In the early 1960s, Jack Stewart set out to build himself a yacht. He chose the Normandy 28 design by the legendary English Royal Designer, award winner of 1951, Jack Laurent Giles. Jack Stewart had never built a boat himself, but over the years he had helped several other people to build theirs. He was therefore quite an experienced builder. Jack personally felled the Ironbark tree in the forest in the Otway Ranges. He then let the log soak for six months in seawater, under the pier at Geelong, before starting to shape it. He built the frames of Spotted Gum and planked the carvel hull in New Zealand Kauri. He laid the pine deck over a base of marine plywood. The hollow mast was built of fine-grained Oregon by a leading mast-builder of the day. Jack fabricated most of the fittings himself. It took about seven years of painstaking work before the boat was launched at the Royal Geelong Yacht Club in, 1969.
Jack Stewart named his new boat after his wife, Irene. All subsequent owners have retained the name.
Irene has been dearly loved by all her owners, Jack Stewart wished he never sold her, later owner Geoff Braybrook wanted to buy her back!
Irene has visited Tasmania on many occasions including a couple of circumnavigations. Her first visit to the Wooden Boat Festival was in 200 and she attended the 2005 and 2017 festivals. Irene has cruised the East Coast extensively including far North Queensland.

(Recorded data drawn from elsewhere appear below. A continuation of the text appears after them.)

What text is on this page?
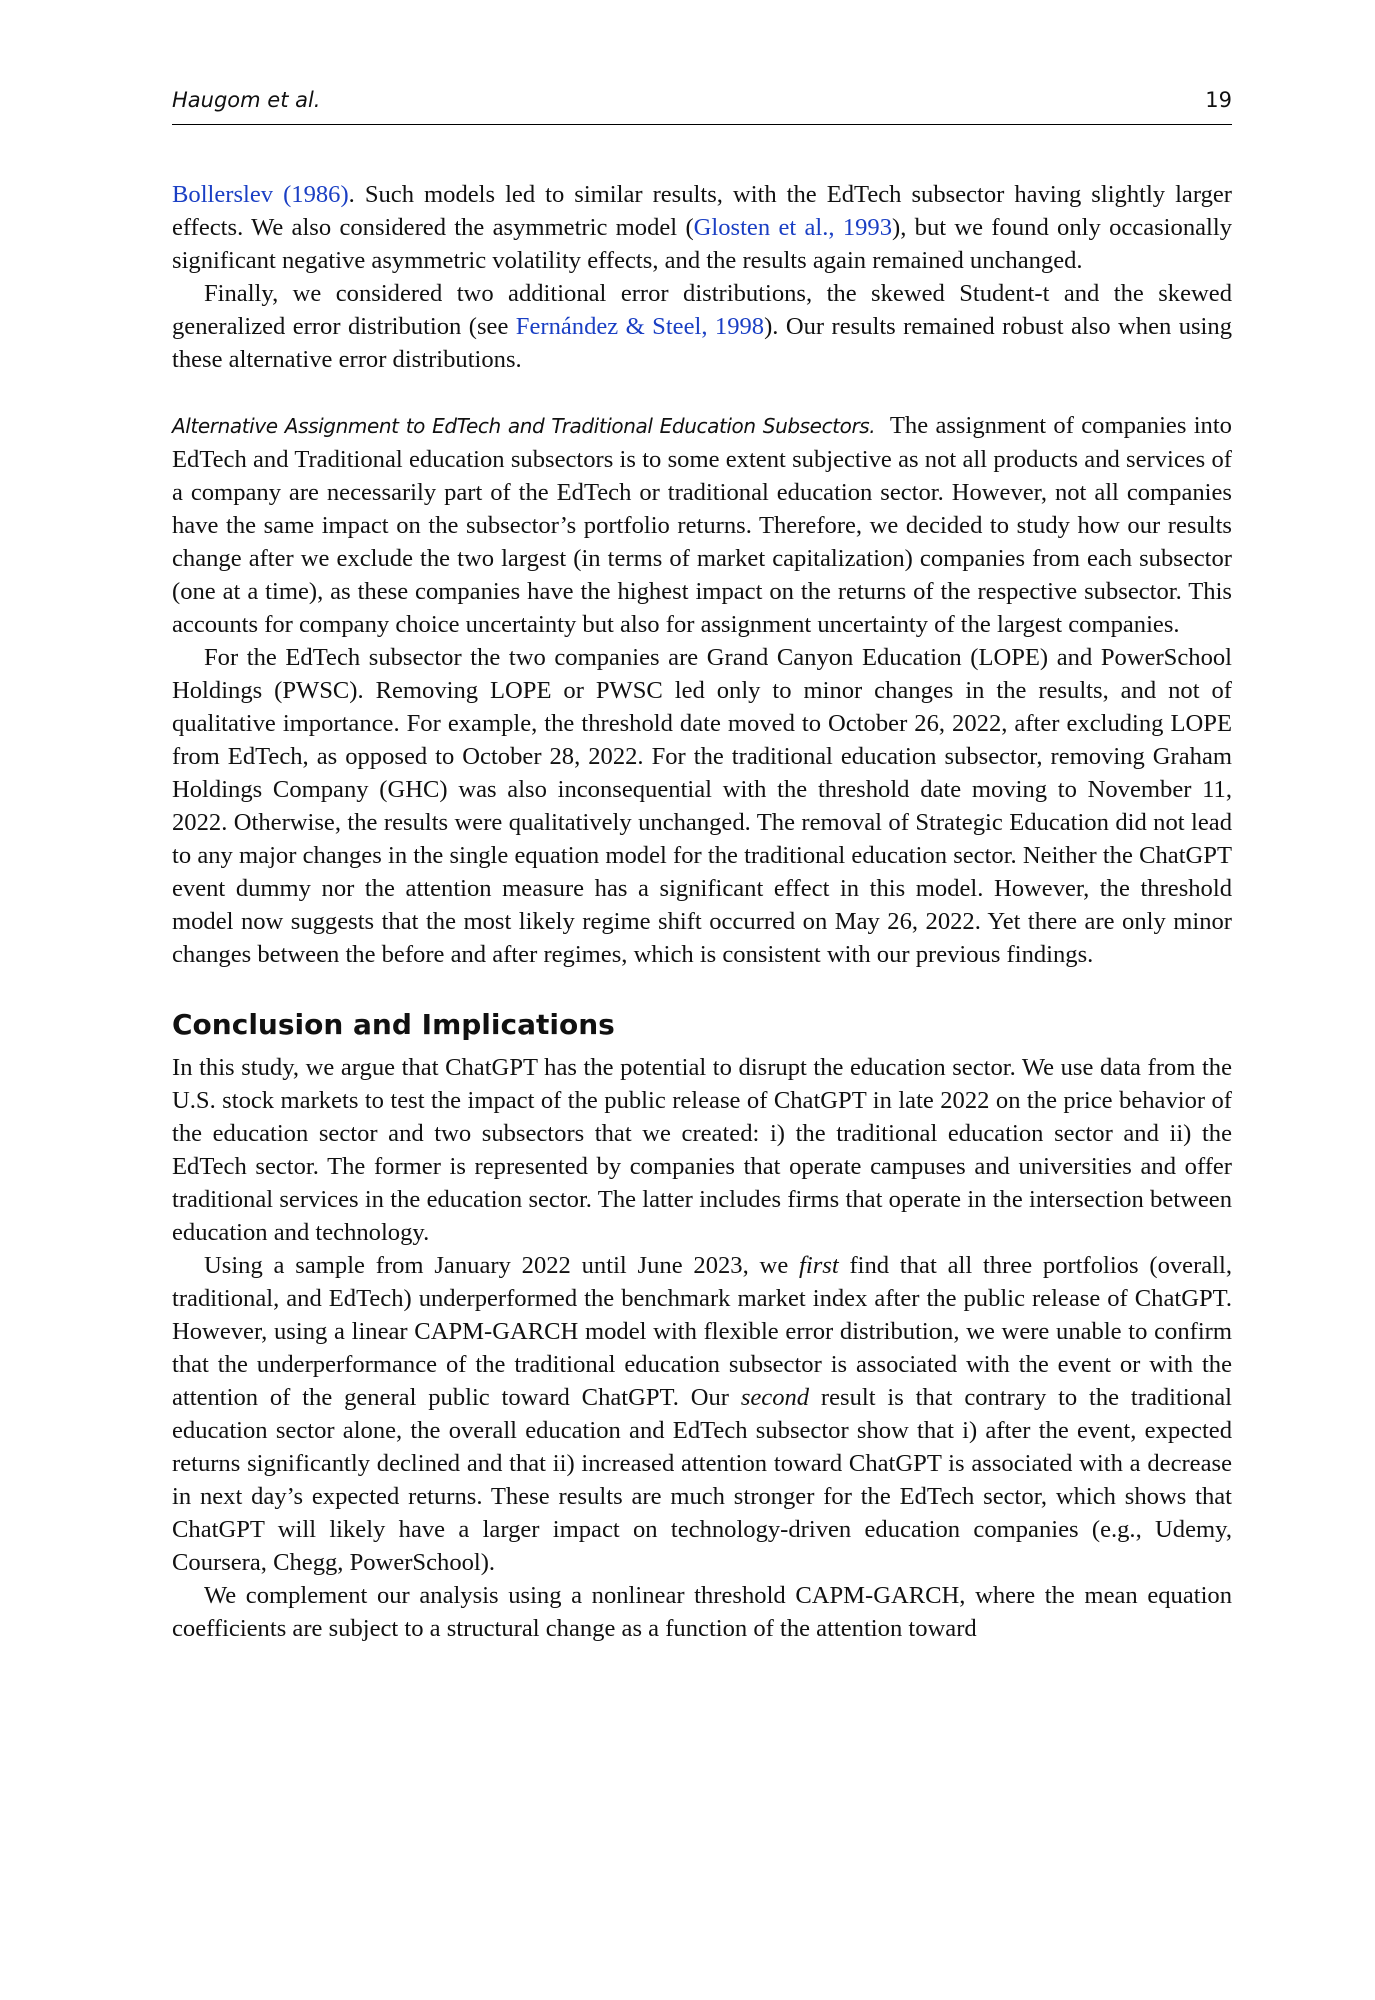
Haugom et al.	19

Bollerslev (1986). Such models led to similar results, with the EdTech subsector having slightly larger effects. We also considered the asymmetric model (Glosten et al., 1993), but we found only occasionally significant negative asymmetric volatility effects, and the results again remained unchanged.

Finally, we considered two additional error distributions, the skewed Student-t and the skewed generalized error distribution (see Fernández & Steel, 1998). Our results remained robust also when using these alternative error distributions.

Alternative Assignment to EdTech and Traditional Education Subsectors. The assignment of companies into EdTech and Traditional education subsectors is to some extent subjective as not all products and services of a company are necessarily part of the EdTech or traditional education sector. However, not all companies have the same impact on the subsector’s portfolio returns. Therefore, we decided to study how our results change after we exclude the two largest (in terms of market capitalization) companies from each subsector (one at a time), as these companies have the highest impact on the returns of the respective subsector. This accounts for company choice uncertainty but also for assignment uncertainty of the largest companies.

For the EdTech subsector the two companies are Grand Canyon Education (LOPE) and PowerSchool Holdings (PWSC). Removing LOPE or PWSC led only to minor changes in the results, and not of qualitative importance. For example, the threshold date moved to October 26, 2022, after excluding LOPE from EdTech, as opposed to October 28, 2022. For the traditional education subsector, removing Graham Holdings Company (GHC) was also inconsequential with the threshold date moving to November 11, 2022. Otherwise, the results were qualitatively unchanged. The removal of Strategic Education did not lead to any major changes in the single equation model for the traditional education sector. Neither the ChatGPT event dummy nor the attention measure has a significant effect in this model. However, the threshold model now suggests that the most likely regime shift occurred on May 26, 2022. Yet there are only minor changes between the before and after regimes, which is consistent with our previous findings.

Conclusion and Implications

In this study, we argue that ChatGPT has the potential to disrupt the education sector. We use data from the U.S. stock markets to test the impact of the public release of ChatGPT in late 2022 on the price behavior of the education sector and two subsectors that we created: i) the traditional education sector and ii) the EdTech sector. The former is represented by companies that operate campuses and universities and offer traditional services in the education sector. The latter includes firms that operate in the intersection between education and technology.

Using a sample from January 2022 until June 2023, we first find that all three portfolios (overall, traditional, and EdTech) underperformed the benchmark market index after the public release of ChatGPT. However, using a linear CAPM-GARCH model with flexible error distribution, we were unable to confirm that the underperformance of the traditional education subsector is associated with the event or with the attention of the general public toward ChatGPT. Our second result is that contrary to the traditional education sector alone, the overall education and EdTech subsector show that i) after the event, expected returns significantly declined and that ii) increased attention toward ChatGPT is associated with a decrease in next day’s expected returns. These results are much stronger for the EdTech sector, which shows that ChatGPT will likely have a larger impact on technology-driven education companies (e.g., Udemy, Coursera, Chegg, PowerSchool).

We complement our analysis using a nonlinear threshold CAPM-GARCH, where the mean equation coefficients are subject to a structural change as a function of the attention toward
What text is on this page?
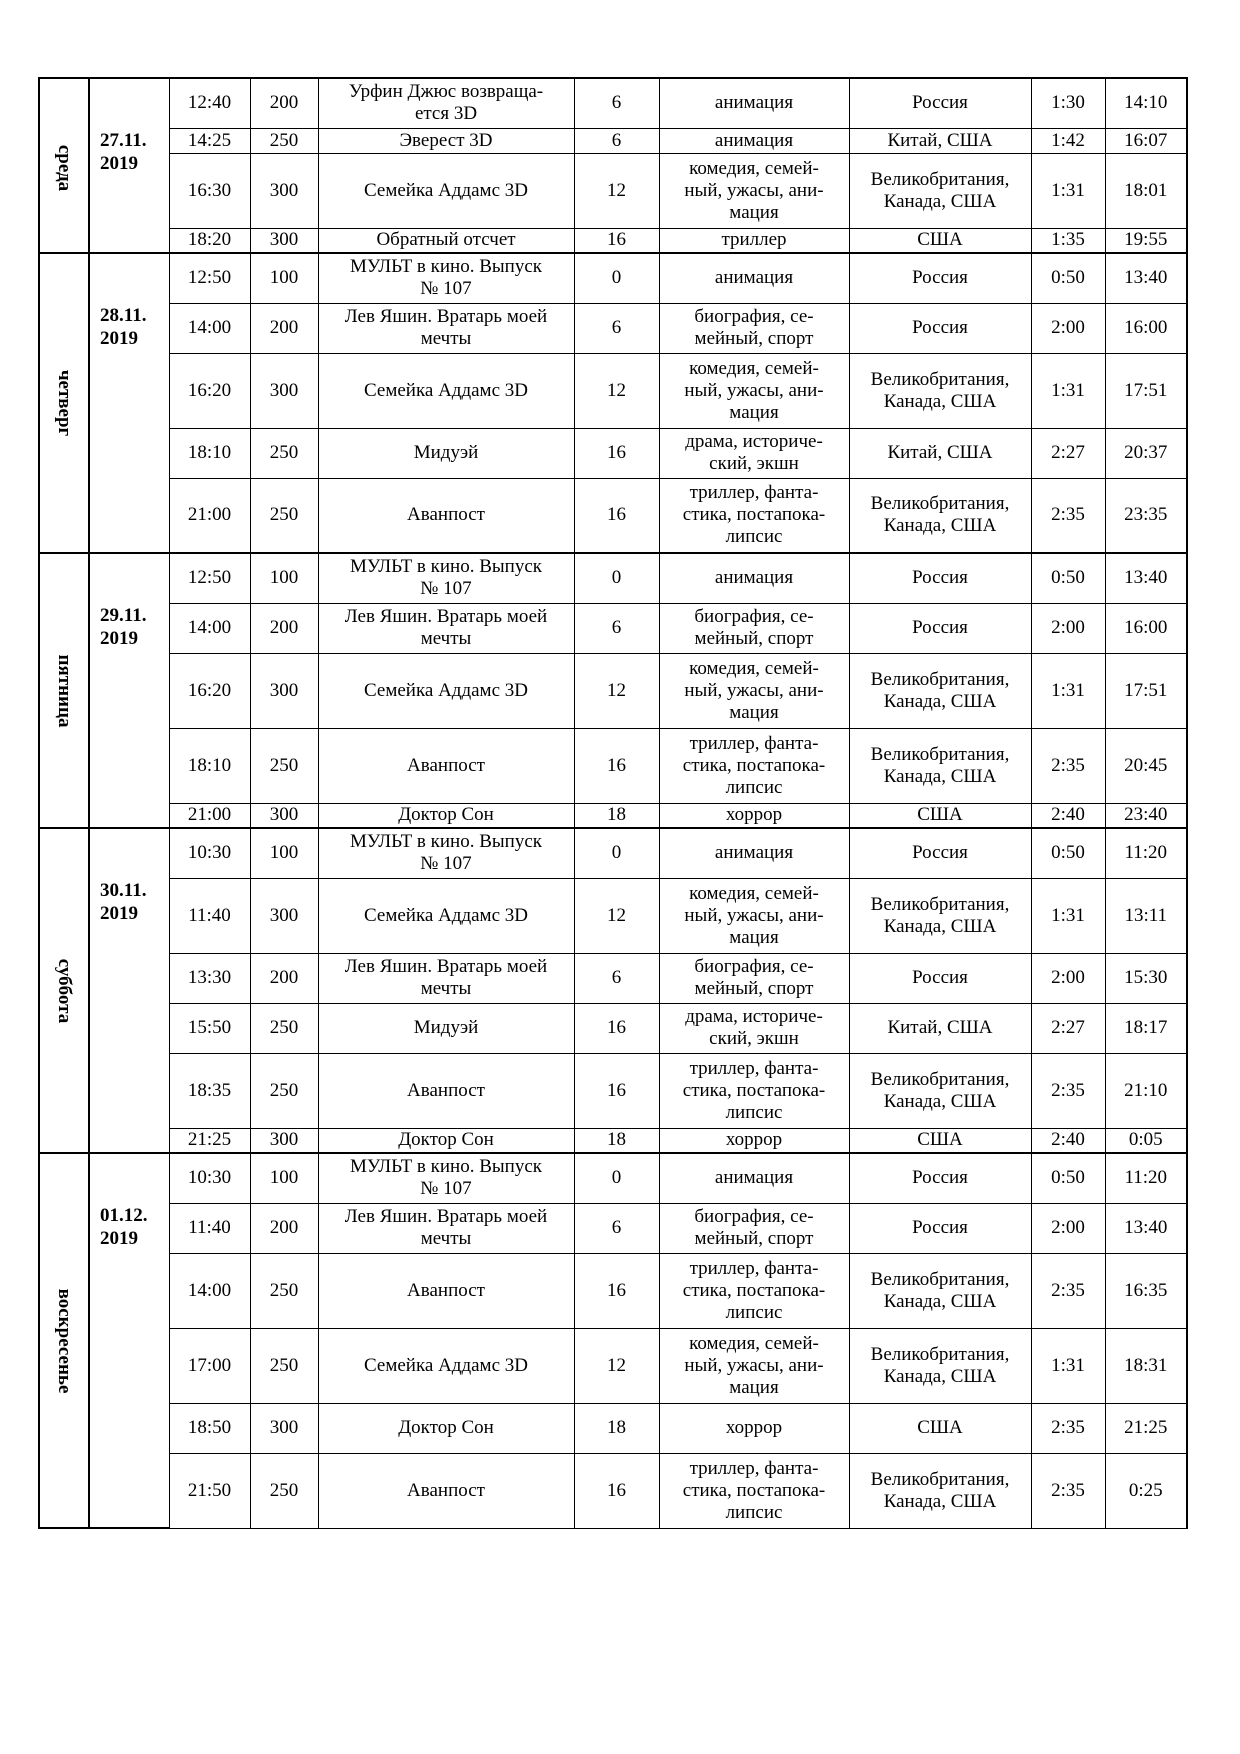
среда	27.11.
2019	12:40	200	Урфин Джюс возвраща-
ется 3D	6	анимация	Россия	1:30	14:10

		14:25	250	Эверест 3D	6	анимация	Китай, США	1:42	16:07

		16:30	300	Семейка Аддамс 3D	12	комедия, семей-
ный, ужасы, ани-
мация	Великобритания,
Канада, США	1:31	18:01

		18:20	300	Обратный отсчет	16	триллер	США	1:35	19:55

четверг	28.11.
2019	12:50	100	МУЛЬТ в кино. Выпуск
№ 107	0	анимация	Россия	0:50	13:40

		14:00	200	Лев Яшин. Вратарь моей
мечты	6	биография, се-
мейный, спорт	Россия	2:00	16:00

		16:20	300	Семейка Аддамс 3D	12	комедия, семей-
ный, ужасы, ани-
мация	Великобритания,
Канада, США	1:31	17:51

		18:10	250	Мидуэй	16	драма, историче-
ский, экшн	Китай, США	2:27	20:37

		21:00	250	Аванпост	16	триллер, фанта-
стика, постапока-
липсис	Великобритания,
Канада, США	2:35	23:35

пятница	29.11.
2019	12:50	100	МУЛЬТ в кино. Выпуск
№ 107	0	анимация	Россия	0:50	13:40

		14:00	200	Лев Яшин. Вратарь моей
мечты	6	биография, се-
мейный, спорт	Россия	2:00	16:00

		16:20	300	Семейка Аддамс 3D	12	комедия, семей-
ный, ужасы, ани-
мация	Великобритания,
Канада, США	1:31	17:51

		18:10	250	Аванпост	16	триллер, фанта-
стика, постапока-
липсис	Великобритания,
Канада, США	2:35	20:45

		21:00	300	Доктор Сон	18	хоррор	США	2:40	23:40

суббота	30.11.
2019	10:30	100	МУЛЬТ в кино. Выпуск
№ 107	0	анимация	Россия	0:50	11:20

		11:40	300	Семейка Аддамс 3D	12	комедия, семей-
ный, ужасы, ани-
мация	Великобритания,
Канада, США	1:31	13:11

		13:30	200	Лев Яшин. Вратарь моей
мечты	6	биография, се-
мейный, спорт	Россия	2:00	15:30

		15:50	250	Мидуэй	16	драма, историче-
ский, экшн	Китай, США	2:27	18:17

		18:35	250	Аванпост	16	триллер, фанта-
стика, постапока-
липсис	Великобритания,
Канада, США	2:35	21:10

		21:25	300	Доктор Сон	18	хоррор	США	2:40	0:05

воскресенье	01.12.
2019	10:30	100	МУЛЬТ в кино. Выпуск
№ 107	0	анимация	Россия	0:50	11:20

		11:40	200	Лев Яшин. Вратарь моей
мечты	6	биография, се-
мейный, спорт	Россия	2:00	13:40

		14:00	250	Аванпост	16	триллер, фанта-
стика, постапока-
липсис	Великобритания,
Канада, США	2:35	16:35

		17:00	250	Семейка Аддамс 3D	12	комедия, семей-
ный, ужасы, ани-
мация	Великобритания,
Канада, США	1:31	18:31

		18:50	300	Доктор Сон	18	хоррор	США	2:35	21:25

		21:50	250	Аванпост	16	триллер, фанта-
стика, постапока-
липсис	Великобритания,
Канада, США	2:35	0:25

Here is an excerpt from her 1997 Tasmanian circumnavigation by her then Owner Miles Maxwell
Pete and I sailed to Hobart by the West Coast route. Though not the longest trip I ever made, it was by far the most adventurous. We sheltered in the Bathurst Channel during a fearful westerly storm that lasted the best part of a week. When we finally dared to stick our nose out, we had to motor over the huge swells that rolled into Port Davey. There was no wind in the troughs!
Not long after rounding South-West Cape, we were caught in another westerly gale. The autopilot was completely overwhelmed by the seas coming up from astern. The night was pitch black, and the noise of the surf breaking on the rocks seemed terrifyingly close. We could neither see where we were going nor could we steer to avoid the following seas. The cockpit was full of water from breaking wave-tops. Trying to steer by compass, we were yawing through 120º. By some mysterious chance, when I found a moment to check the GPS, we were exactly at the point where I had planned to turn northwards to sail up the East Coast. May God bless all those who design and build GPS units.